A “computational qualitative” approach
Analysing thousands of short, open‑ended responses required methods that go beyond traditional hand‑coding. We therefore used a combination of:
- Topic modelling with BERTopic to identify recurring themes in the text, and
- A large‑language‑model-based classifier to allocate ambiguous or outlier text segments to the most likely topic and to classify emotional valence (positive, negative, ambivalent).
Throughout, we included “humans in the loop”: researchers manually reviewed topics, merged overlapping themes, and corrected misclassified text segments where needed. We describe this as a computational qualitative approach, the questions and data are inductive and open‑ended, while the analytic pipeline is quantitative and scalable, with manual oversight to preserve interpretability. All analytic code is shared openly with the paper, so that other teams can adapt this workflow to their own cohort or clinical datasets.
What does this mean for research, practice and policy?
Rethinking how we study life events
Many widely used life‑event checklists focus primarily on stressors and threats, and often omit the positive, seemingly ‘mundane’ developmental milestones that adolescents themselves highlight as most important. Our findings suggest that this emphasis may give a skewed picture of young people’s lived experience. At the same time, they align well with multisystem models of resilience and recent work on benevolent and protective childhood experiences, which emphasise every day, relational and contextual resources as key supports for healthy development.
Using open‑text questions analysed with natural language processing allows large studies to capture a wider spectrum of youth life events, track how these self‑defined experiences change across adolescence and young adulthood, and examine how mental health symptoms influence which events are seen as “most important,” while integrating young people’s own words alongside standard quantitative measures.

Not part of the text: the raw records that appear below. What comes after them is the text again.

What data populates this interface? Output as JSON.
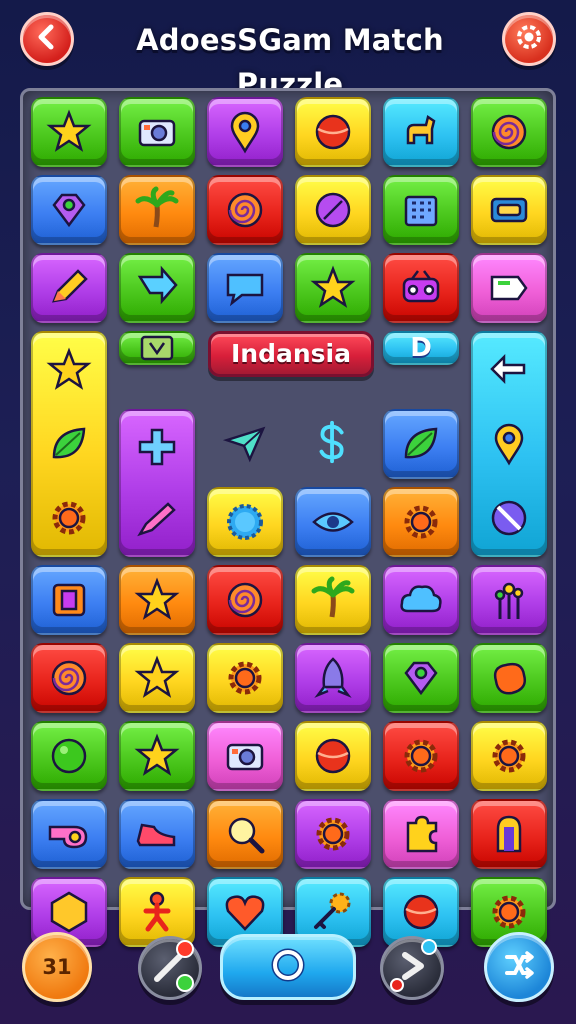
{
  "header": {
    "title": "AdoesSGam Match Puzzle",
    "back_icon": "chevron-left-icon",
    "settings_icon": "gear-icon"
  },
  "board": {
    "banner_text": "Indansia",
    "label_tile_text": "D",
    "colors": {
      "green": "#4cc81e",
      "blue": "#3d7ff2",
      "purple": "#b03ee8",
      "yellow": "#ffd620",
      "orange": "#ff8a10",
      "red": "#e8241c",
      "cyan": "#2ec2f2",
      "pink": "#f060d8"
    },
    "rows": [
      [
        "green:star",
        "green:camera",
        "purple:map-pin",
        "yellow:ball",
        "cyan:dog",
        "green:spiral"
      ],
      [
        "blue:gem",
        "orange:palm-tree",
        "red:spiral",
        "yellow:compass",
        "green:building",
        "yellow:tape"
      ],
      [
        "purple:pencil",
        "green:arrow",
        "blue:speech-bubble",
        "green:star",
        "red:radio",
        "pink:tag"
      ],
      [
        "yellow:star",
        "green:tv",
        "banner",
        "",
        "cyan:D",
        "cyan:arrow-back"
      ],
      [
        "yellow:leaf",
        "purple:plus",
        "free:paper-plane",
        "free:dollar",
        "blue:leaf",
        "cyan:map-pin"
      ],
      [
        "yellow:gear",
        "blue:pen",
        "yellow:sun",
        "blue:eye",
        "orange:gear",
        "cyan:no-sign"
      ],
      [
        "blue:book",
        "orange:star",
        "red:spiral",
        "yellow:palm-tree",
        "purple:cloud",
        "purple:flower"
      ],
      [
        "red:spiral",
        "yellow:star",
        "yellow:gear",
        "purple:rocket",
        "green:gem",
        "green:blob"
      ],
      [
        "green:circle",
        "green:star",
        "pink:camera",
        "yellow:ball",
        "red:gear",
        "yellow:gear"
      ],
      [
        "blue:whistle",
        "blue:shoe",
        "orange:magnifier",
        "purple:gear",
        "pink:puzzle",
        "red:door"
      ],
      [
        "purple:hexagon",
        "yellow:person",
        "cyan:heart",
        "cyan:key",
        "cyan:ball",
        "green:gear"
      ]
    ]
  },
  "bottom_bar": {
    "counter_label": "31",
    "hint_icon": "wand-icon",
    "play_icon": "ring-icon",
    "next_icon": "play-arrow-icon",
    "shuffle_icon": "shuffle-icon"
  }
}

Implications for prevention and care
For practitioners and policy‑makers, several points stand out:
- Youth is not only crisis. Most adolescents and young adults in our sample described positive, normative milestones as the key events in their recent lives. Recognising and supporting these everyday transitions—school and training pathways, friendships, first relationships, travel, steps toward independence—may be just as important as focusing on crises.
- Internalising symptoms change the lens. For young people with higher anxiety and depression symptoms, stressful interpersonal events and losses came to the foreground, and positive, achievement‑related events receded. This underlines the importance of early identification and support, not only to reduce distress but also to prevent a narrowing attribution of how life is experienced.
- Promoting positive experiences as a resource. Interventions and youth policies that create opportunities for positive, personally meaningful experiences—stable educational routes, chances to succeed and feel effective, safe and supportive relationships, access to leisure and travel—may help foster resilience and well‑being, and perhaps buffer the impact of stressors over time.
Looking ahead
Our study is one of the first to use advanced natural language processing to analyse openly reported life events in a large urban cohort from mid‑adolescence to young adulthood. By combining self‑defined events with standardised measures and applying similar methods to other open‑text questions, as for instance young people’s hopes and worries for the future, we can build a richer picture of youth development. Natural language processing more broadly offers behavioural and mental health science a way to turn everyday language into scalable, theory‑relevant measures of psychological constructs, while maintaining rigour and reproducibility. Such approach can help research, services and policy align more closely with what matters in young people’s lives.